Itulah yang membedakannya dengan islam-islam yang lain, seperti islam liberal, islam kiri, dan islam moderat. Islam progresif memiliki basis epistemologis yang diperkaya dengan pemikiran dunia dalam lintasan sejarah pemikiran. Keperpihakannya kepeda yang yang lemah dan dilemahkan. Dan posisinya imanen pada apa yang mereka perjuangkan.

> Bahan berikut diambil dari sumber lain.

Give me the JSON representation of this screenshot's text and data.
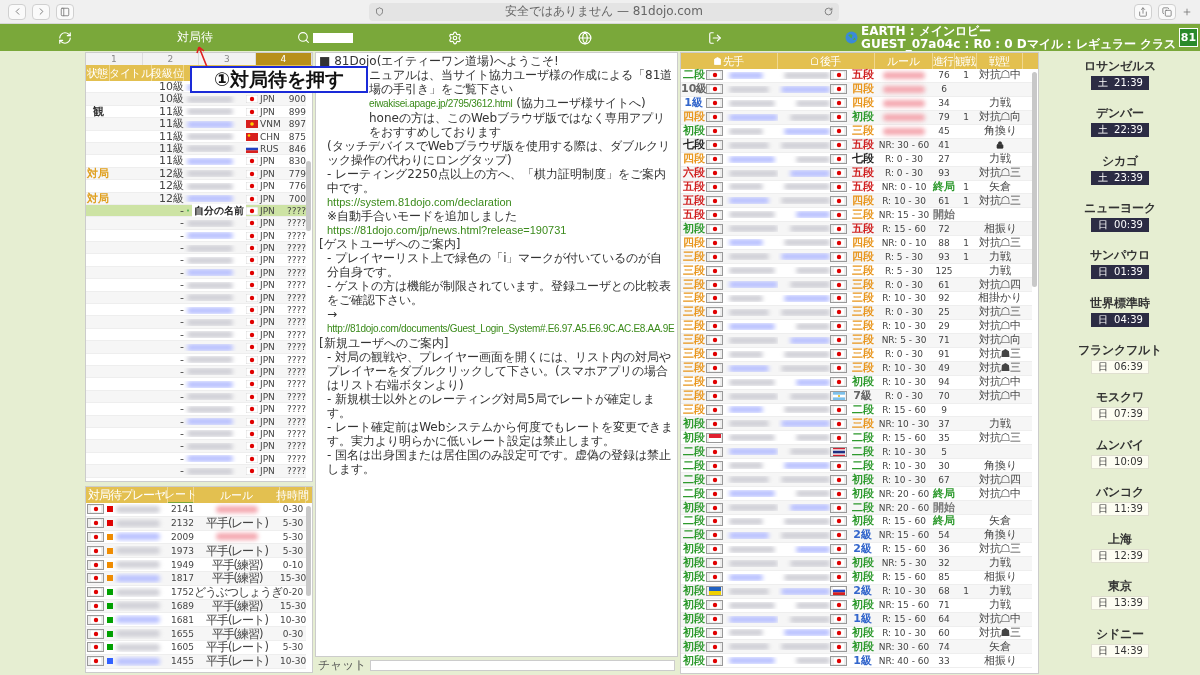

Tidak heran jik Gus Fayyadl mendefinisikan islam progresif sebagai kubu islam yang tidak terpisah dari masyarakatnya, atau menempatkan diri sebagai kelas menengah yang berdiri di atas pundak masyarakatnya, dengan atribut-atribut keistimewaan-keistimewaan yntelektualnya sendiri. Ia adalah persenyawaan antara pengalaman masyarakat tertindas, ajaran relijius, nilai kearifan lokal, doktrin islam, atau kebijaksanaan universal, dan teori sosial-kritis yang berwawasan struktural dan emansipatif, serta komitmen etis dna moral yang diasah terus-menerus dalam wujud keberpihakan dan aksi yata membumikan wacana pembebasan yang dibawanya hingga taraf yang paling uopis dan “mustahil”.
Saya menyebut beberapa istilah yang dilekatkan dengan “islam”, seperti liberal, kiri, moderat, dan tentu saja progresif. Pada tulisan selanjutnya, saya akan mengulasnya.
Sekian.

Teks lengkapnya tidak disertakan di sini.